The principle on which optical sound-recording systems operate is quite simple. A microphone picks up the sound waves, where they undergo modulation (proportional to the waves in intensity and frequency) in its power pack. The intensity of this electric current is stepped up to the power necessary to move the systems (mechanical or magnetic), which will modulate the intensity, the direction or the width of a beam of light. Said beam of light, which is focused by means of a micro lens, prints a strip of film which is moving at a constant speed (456mm/second) sketching a series of "spots" of light which reproduce the intensities and frequencies of the original sound in their density or their width and in their rate of change. Following developing and fixing, this photo film will bear the negative, on a lengthwise track, of the modulation of the light to which it has been exposed.

Turning Light into Sound

The reproduction system is likewise simple and substantially well balanced.

The sound negative is photographically reproduced on the prints.

In the screening systems, a beam of light of a constant intensity shines through a micro lens which focuses it onto the sound track of the film that is running at the same speed as during recording. The fluctuations in the transparency of the soundtrack will modulate the amount of light, which shines through it onto a photoelectric cell positioned on the opposite side of the film.

In response to the light to which it is exposed, this cell creates a flow of electrons, which, after being amplified, is routed to the speakers that will restore the sound vibrations to their original form.

Sound Systems

All of the patents and processes employed for optical sound can be broken down into three major groups: variable-density systems (fixed area width), variable area systems (fixed density) and digital systems.

Both the variable-density as well as the variable-area systems are analogue systems, and their fluctuations along the length of the track are, as regards a greater or lesser degree of transparency, a reflection of the fluctuations in the intensity of the sound waves and, with regard to the rate at which these variations take place, a reflection of the sound modulation.

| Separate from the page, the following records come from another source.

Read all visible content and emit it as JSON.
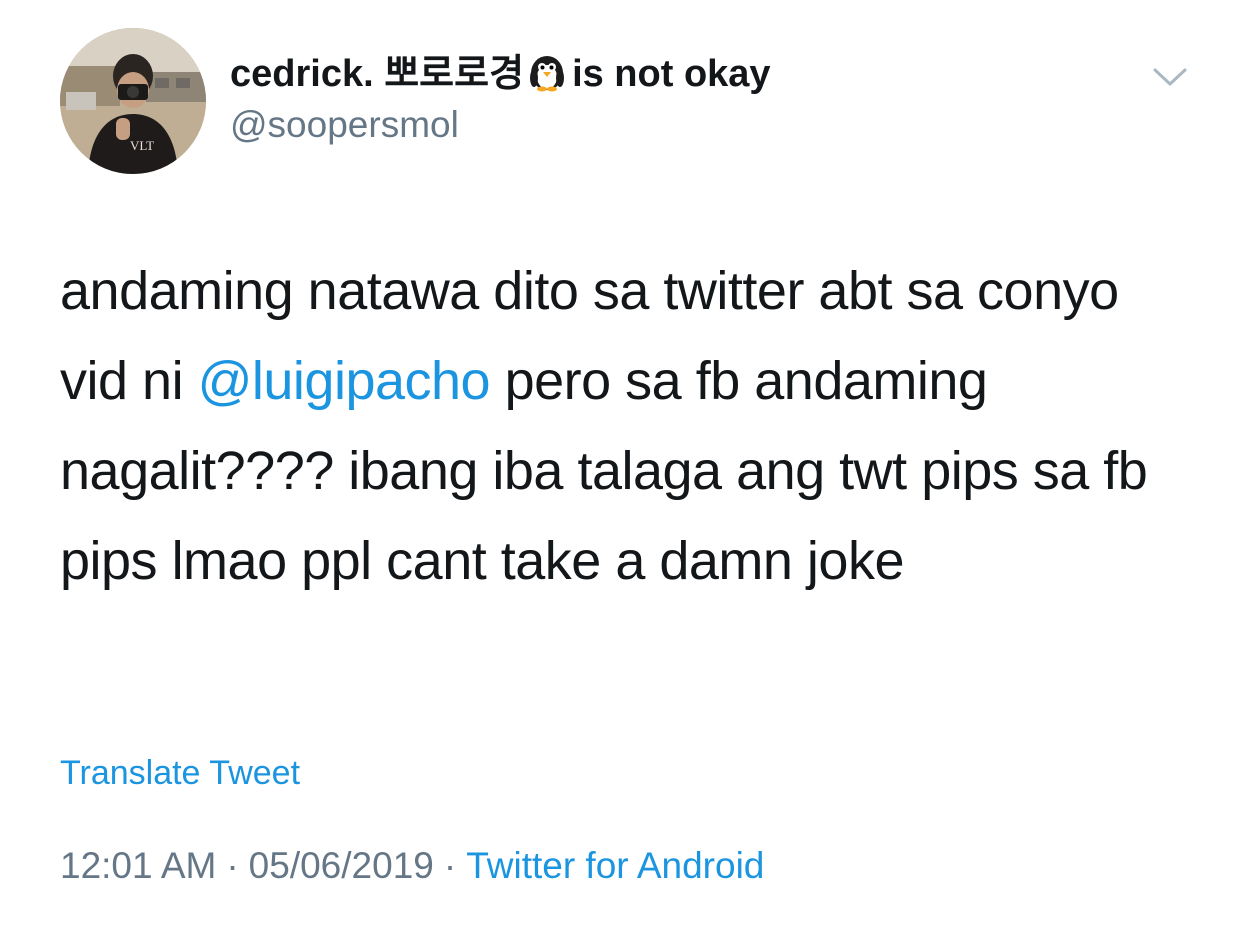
{
  "tweet": {
    "display_name": "cedrick. 뽀로로경",
    "display_name_suffix": "is not okay",
    "name_emoji": "penguin-emoji",
    "handle": "@soopersmol",
    "text": {
      "part1": "andaming natawa dito sa twitter abt sa conyo vid ni ",
      "mention": "@luigipacho",
      "part2": " pero sa fb andaming nagalit???? ibang iba talaga ang twt pips sa fb pips lmao ppl cant take a damn joke"
    },
    "translate_label": "Translate Tweet",
    "time": "12:01 AM",
    "date": "05/06/2019",
    "separator": "·",
    "source": "Twitter for Android",
    "avatar_shirt_text": "VLT"
  },
  "colors": {
    "text": "#14171a",
    "secondary": "#657786",
    "link": "#1b95e0",
    "chevron": "#aab8c2"
  }
}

In the variable-density systems [2], the photographic density is uniform over the full width of the sound track, yet varies along its length. In the variable area [1] systems, the sound track is constant in density, it being possible to say that each cross-section of the track is divided into two areas, one of which is theoretically opaque and the other transparent, and the relative width of these areas varies lengthwise.

The number of sound tracks varies depending upon the patents in question, there being single-track and dual-track systems and even systems of up to 13 identical tracks. In the eighties, stereophonic systems equipped with two separate tracks were marketed for the first time.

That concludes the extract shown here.